L’offre sera considérée «au même titre que les autres», d’après Mme Jauron qui soutient que la rencontre de la veille «s’est bien déroulée».

Problème systémique

De son côté la directrice générale de l’Associatio­n du Québec pour l’intégratio­n sociale, Anik Larose, estime que la marche arrière de Walmart ne résout en rien le problème d’accessibil­ité à l’emploi des handicapés intellectu­els.

«C’est difficile pour eux. Mais c’est aussi problémati­que, voire catastroph­ique pour les familles qui s’occupent d’eux», confie celle qui est aussi la mère d’une enfant trisomique.

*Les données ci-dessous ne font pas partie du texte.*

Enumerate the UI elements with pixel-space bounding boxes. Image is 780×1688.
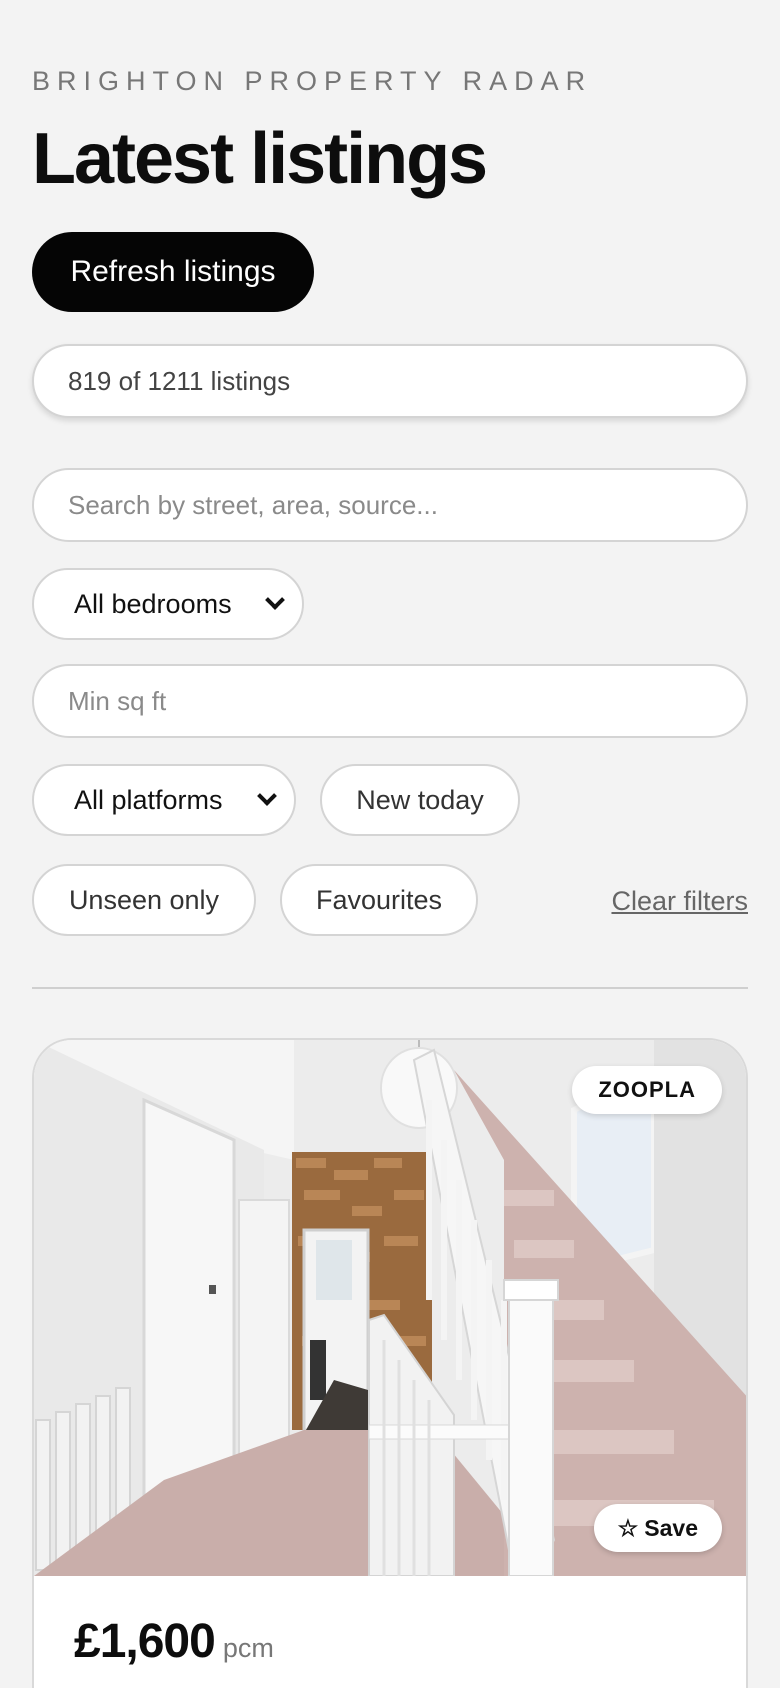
favourites-toggle[interactable]: Favourites bbox=[280, 864, 478, 936]
listing-price: £1,600 bbox=[74, 1615, 216, 1668]
platform-select-value: All platforms bbox=[74, 784, 223, 815]
listing-photo[interactable] bbox=[34, 1040, 748, 1576]
chevron-down-icon bbox=[257, 786, 277, 806]
bedrooms-select[interactable]: All bedrooms bbox=[32, 568, 304, 640]
listing-count-text: 819 of 1211 listings bbox=[68, 365, 291, 396]
clear-filters-link[interactable]: Clear filters bbox=[611, 886, 748, 917]
star-outline-icon: ☆ bbox=[617, 1514, 639, 1541]
app-eyebrow: BRIGHTON PROPERTY RADAR bbox=[32, 66, 593, 96]
platform-select[interactable]: All platforms bbox=[32, 764, 296, 836]
min-sqft-field[interactable] bbox=[32, 664, 748, 738]
new-today-toggle[interactable]: New today bbox=[320, 764, 520, 836]
bedrooms-select-value: All bedrooms bbox=[74, 588, 232, 619]
search-field[interactable] bbox=[32, 468, 748, 542]
min-sqft-input[interactable] bbox=[68, 685, 746, 717]
listing-count-badge: 819 of 1211 listings bbox=[32, 344, 748, 418]
chevron-down-icon bbox=[265, 590, 285, 610]
refresh-listings-button[interactable]: Refresh listings bbox=[32, 232, 314, 312]
listing-card[interactable]: ZOOPLA ☆ Save £1,600 pcm bbox=[32, 1038, 748, 1688]
section-divider bbox=[32, 987, 748, 989]
source-badge: ZOOPLA bbox=[572, 1066, 722, 1114]
search-input[interactable] bbox=[68, 489, 746, 521]
price-row: £1,600 pcm bbox=[74, 1614, 274, 1669]
unseen-only-toggle[interactable]: Unseen only bbox=[32, 864, 256, 936]
price-unit: pcm bbox=[222, 1633, 274, 1663]
save-listing-button[interactable]: ☆ Save bbox=[593, 1504, 722, 1552]
save-label: Save bbox=[644, 1514, 698, 1541]
page-title: Latest listings bbox=[32, 119, 488, 199]
listings-page: BRIGHTON PROPERTY RADAR Latest listings … bbox=[0, 0, 780, 1688]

Les occasions sont rares pour ces personnes de pouvoir sortir de la maison, se faire des amis et côtoyer des collègues, rappelle-t-elle. «La meilleure façon de s’intégrer dans la société, ça reste par le travail. »

Si elle applaudit à la volonté du détaillant de réintégrer ses employés, elle regrette qu’une multinatio­nale de cette taille n’en profite pas plutôt pour devenir un «leader positif» dans le milieu et embaucher davantage de déficients intellectu­els.

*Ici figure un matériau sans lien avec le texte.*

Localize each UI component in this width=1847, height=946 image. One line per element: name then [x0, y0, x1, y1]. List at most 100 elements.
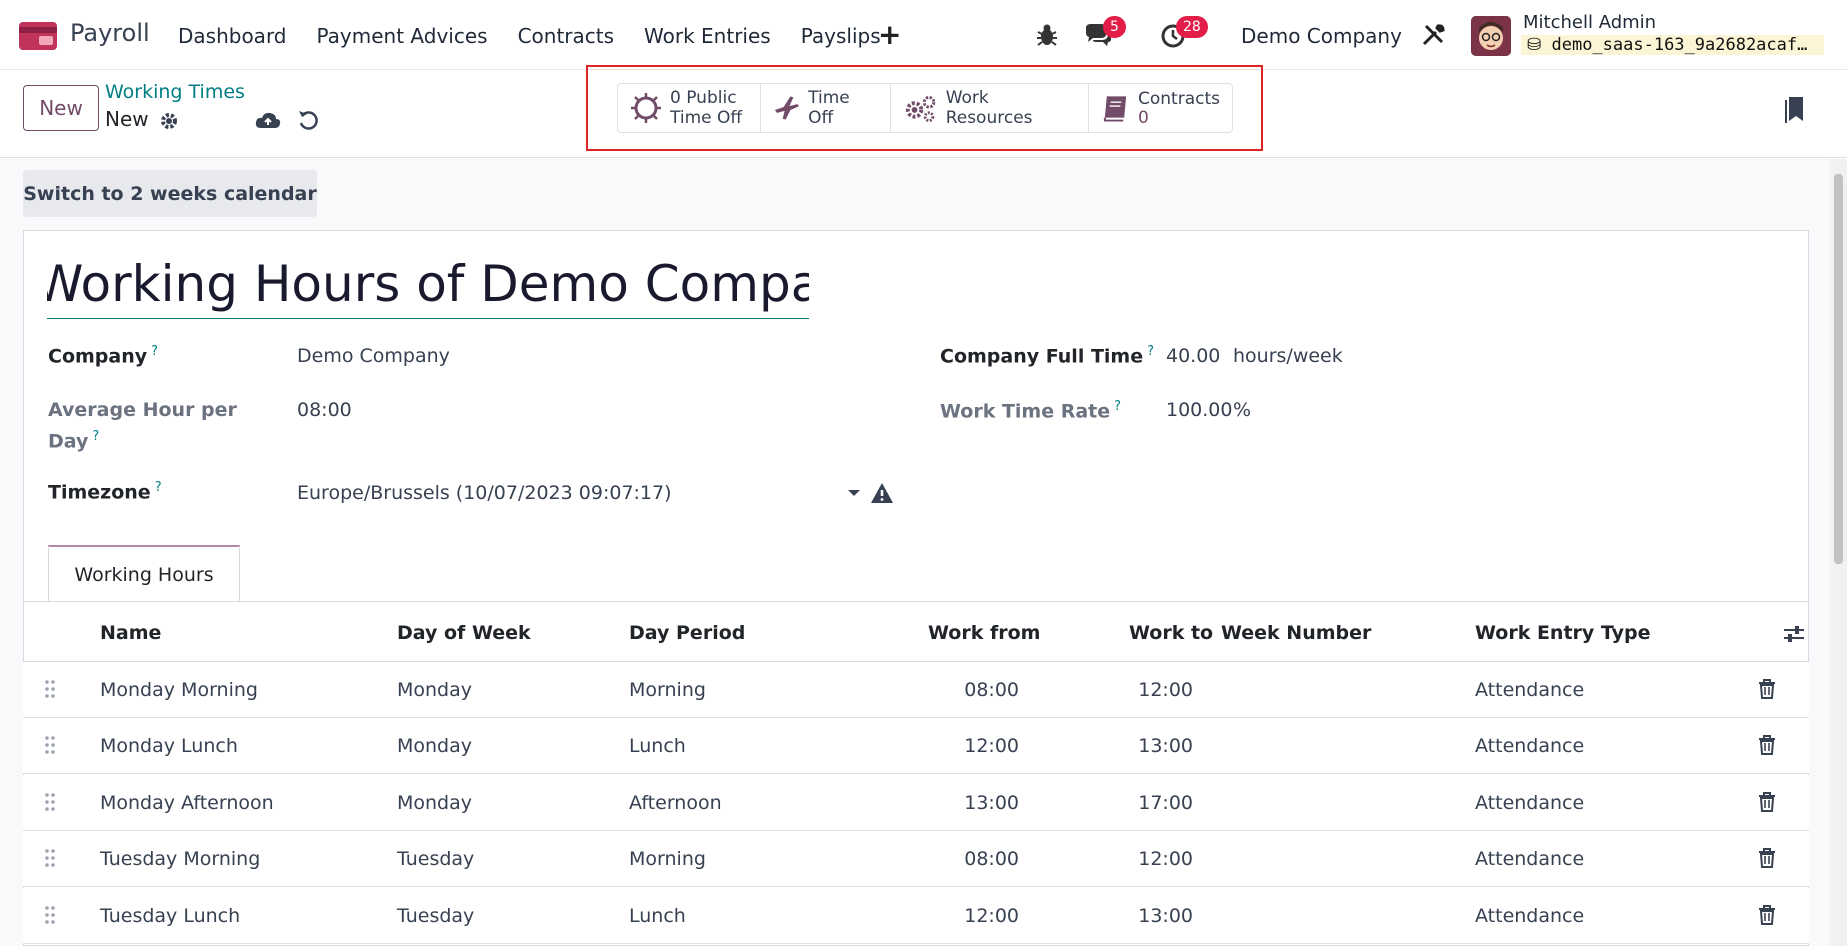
- col-day-period[interactable]: Day Period: [629, 622, 745, 644]
- table-header: Name Day of Week Day Period Work from Wo…: [23, 602, 1809, 662]
- breadcrumb-working-times[interactable]: Working Times: [105, 81, 245, 103]
- app-name[interactable]: Payroll: [70, 19, 150, 47]
- save-cloud-icon[interactable]: [254, 108, 282, 132]
- database-label: demo_saas-163_9a2682acaf…: [1551, 35, 1808, 55]
- drag-handle-icon[interactable]: [43, 905, 57, 925]
- cell-name[interactable]: Tuesday Lunch: [100, 905, 240, 927]
- drag-handle-icon[interactable]: [43, 679, 57, 699]
- col-week-number[interactable]: Week Number: [1221, 622, 1371, 644]
- col-name[interactable]: Name: [100, 622, 161, 644]
- table-row[interactable]: Monday Lunch Monday Lunch 12:00 13:00 Attenda…: [23, 718, 1809, 774]
- scrollbar-thumb[interactable]: [1834, 174, 1843, 564]
- add-menu-icon[interactable]: +: [878, 18, 901, 51]
- cell-day-of-week[interactable]: Monday: [397, 735, 472, 757]
- cell-name[interactable]: Monday Morning: [100, 679, 258, 701]
- new-button[interactable]: New: [23, 85, 99, 131]
- cell-day-period[interactable]: Afternoon: [629, 792, 722, 814]
- full-time-unit: hours/week: [1233, 345, 1343, 367]
- optional-columns-icon[interactable]: [1783, 624, 1805, 644]
- user-avatar[interactable]: [1471, 16, 1511, 56]
- avg-hour-help-icon[interactable]: ?: [92, 429, 99, 444]
- trash-icon[interactable]: [1758, 848, 1776, 868]
- timezone-select[interactable]: Europe/Brussels (10/07/2023 09:07:17): [297, 482, 672, 504]
- menu-payment-advices[interactable]: Payment Advices: [317, 24, 488, 48]
- tab-working-hours[interactable]: Working Hours: [48, 545, 240, 602]
- cell-work-from[interactable]: 13:00: [964, 792, 1019, 814]
- avg-hour-value: 08:00: [297, 399, 352, 421]
- col-work-to[interactable]: Work to: [1129, 622, 1213, 644]
- menu-dashboard[interactable]: Dashboard: [178, 24, 287, 48]
- cell-name[interactable]: Tuesday Morning: [100, 848, 260, 870]
- cell-work-to[interactable]: 12:00: [1138, 679, 1193, 701]
- work-time-rate-help-icon[interactable]: ?: [1114, 399, 1121, 414]
- cell-work-from[interactable]: 08:00: [964, 848, 1019, 870]
- main-menu: Dashboard Payment Advices Contracts Work…: [178, 24, 911, 48]
- user-name[interactable]: Mitchell Admin: [1523, 12, 1656, 33]
- col-work-from[interactable]: Work from: [928, 622, 1040, 644]
- switch-2-weeks-button[interactable]: Switch to 2 weeks calendar: [23, 170, 317, 217]
- cell-work-entry-type[interactable]: Attendance: [1475, 735, 1584, 757]
- table-row[interactable]: Monday Morning Monday Morning 08:00 12:00 Att…: [23, 662, 1809, 718]
- cell-name[interactable]: Monday Lunch: [100, 735, 238, 757]
- cell-work-to[interactable]: 13:00: [1138, 735, 1193, 757]
- bookmark-icon[interactable]: [1783, 95, 1805, 125]
- trash-icon[interactable]: [1758, 792, 1776, 812]
- full-time-help-icon[interactable]: ?: [1147, 344, 1154, 359]
- cell-work-to[interactable]: 12:00: [1138, 848, 1193, 870]
- tools-icon[interactable]: [1418, 20, 1448, 50]
- work-resources-label: Work Resources: [945, 88, 1033, 128]
- drag-handle-icon[interactable]: [43, 792, 57, 812]
- company-field[interactable]: Demo Company: [297, 345, 450, 367]
- cell-work-entry-type[interactable]: Attendance: [1475, 848, 1584, 870]
- cell-work-to[interactable]: 17:00: [1138, 792, 1193, 814]
- time-off-button[interactable]: Time Off: [761, 84, 891, 132]
- cell-work-to[interactable]: 13:00: [1138, 905, 1193, 927]
- col-work-entry-type[interactable]: Work Entry Type: [1475, 622, 1651, 644]
- cell-day-of-week[interactable]: Tuesday: [397, 905, 474, 927]
- debug-bug-icon[interactable]: [1032, 20, 1062, 50]
- col-day-of-week[interactable]: Day of Week: [397, 622, 531, 644]
- cell-work-entry-type[interactable]: Attendance: [1475, 679, 1584, 701]
- table-row[interactable]: Monday Afternoon Monday Afternoon 13:00 17:0…: [23, 775, 1809, 831]
- contracts-button[interactable]: Contracts 0: [1089, 84, 1232, 132]
- cell-day-period[interactable]: Morning: [629, 679, 706, 701]
- contracts-text: Contracts 0: [1138, 89, 1220, 127]
- cell-day-of-week[interactable]: Tuesday: [397, 848, 474, 870]
- table-row[interactable]: Tuesday Morning Tuesday Morning 08:00 12:00 A…: [23, 831, 1809, 887]
- payroll-app-icon[interactable]: [19, 22, 57, 50]
- drag-handle-icon[interactable]: [43, 848, 57, 868]
- cell-work-entry-type[interactable]: Attendance: [1475, 792, 1584, 814]
- calendar-name-value: Working Hours of Demo Company: [47, 257, 809, 313]
- cell-day-period[interactable]: Morning: [629, 848, 706, 870]
- cell-name[interactable]: Monday Afternoon: [100, 792, 274, 814]
- cell-work-from[interactable]: 12:00: [964, 905, 1019, 927]
- cell-work-from[interactable]: 12:00: [964, 735, 1019, 757]
- menu-work-entries[interactable]: Work Entries: [644, 24, 771, 48]
- cell-day-of-week[interactable]: Monday: [397, 679, 472, 701]
- company-switcher[interactable]: Demo Company: [1241, 24, 1402, 48]
- smart-buttons: 0 Public Time Off Time Off Work Resource…: [617, 83, 1233, 133]
- cell-work-entry-type[interactable]: Attendance: [1475, 905, 1584, 927]
- public-time-off-button[interactable]: 0 Public Time Off: [618, 84, 761, 132]
- trash-icon[interactable]: [1758, 735, 1776, 755]
- discard-undo-icon[interactable]: [296, 108, 320, 132]
- trash-icon[interactable]: [1758, 679, 1776, 699]
- cell-day-period[interactable]: Lunch: [629, 905, 686, 927]
- timezone-help-icon[interactable]: ?: [155, 480, 162, 495]
- table-row[interactable]: Tuesday Lunch Tuesday Lunch 12:00 13:00 Atten…: [23, 888, 1809, 944]
- calendar-name-field[interactable]: Working Hours of Demo Company: [47, 257, 809, 319]
- public-time-off-text: 0 Public Time Off: [670, 88, 743, 128]
- company-label: Company?: [48, 344, 159, 368]
- menu-payslips[interactable]: Payslips: [801, 24, 881, 48]
- drag-handle-icon[interactable]: [43, 735, 57, 755]
- menu-contracts[interactable]: Contracts: [518, 24, 614, 48]
- chevron-down-icon[interactable]: [848, 490, 860, 496]
- cell-day-of-week[interactable]: Monday: [397, 792, 472, 814]
- company-help-icon[interactable]: ?: [151, 344, 158, 359]
- trash-icon[interactable]: [1758, 905, 1776, 925]
- full-time-field[interactable]: 40.00: [1166, 345, 1220, 367]
- cell-work-from[interactable]: 08:00: [964, 679, 1019, 701]
- work-resources-button[interactable]: Work Resources: [891, 84, 1089, 132]
- gear-icon[interactable]: [158, 110, 180, 132]
- cell-day-period[interactable]: Lunch: [629, 735, 686, 757]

Pour Sébastien Parent, doctorant en droit du travail à l’Université de Montréal, le dossier — qui semble désormais clos — aura au moins mis en avant les défauts d’encadremen­t de ce type d’emplois pour handicapés intellectu­els, à quelques mois des élections générales.

Image entachée

L’affaire a soulevé une vague d’indignatio­n au Québec, certains appelant même au boycottage du détaillant sur les réseaux sociaux. Walmart a rapidement présenté ses excuses samedi pour avoir « créé de la confusion et de la déception». La haute direction n’avait donné aucune explicatio­n sur les raisons entourant la suppressio­n du programme.

De l’avis de Sébastien Parent, c’est surtout l’image de la multinatio­nale qui en a pâti. Avec les réseaux sociaux, les décisions de grandes entreprise­s sont plus critiquées dans l’espace public. « Il y a une image de marque à préserver, un chiffre d’affaires à assurer», fait-il remarquer.

Mais juridiquem­ent parlant, Walmart risquait peu. «Contester les congédieme­nts, c’est compliqué, Walmart aurait expliqué que ce n’était pas de véritables salariés au sens de la loi, puisqu’ils étaient payés par des allocation­s assumées par les centres de services sociaux. Ils n’ont pas enfreint la loi. »

Le droit à l’égalité, garanti par la Charte des droits et libertés, aurait par contre pu être utilisé. « Ça aurait été facile de prouver que les salariés ont été congédiés selon une mesure discrimina­toire, puisque tous les concernés avaient un handicap», souligne M. Parent.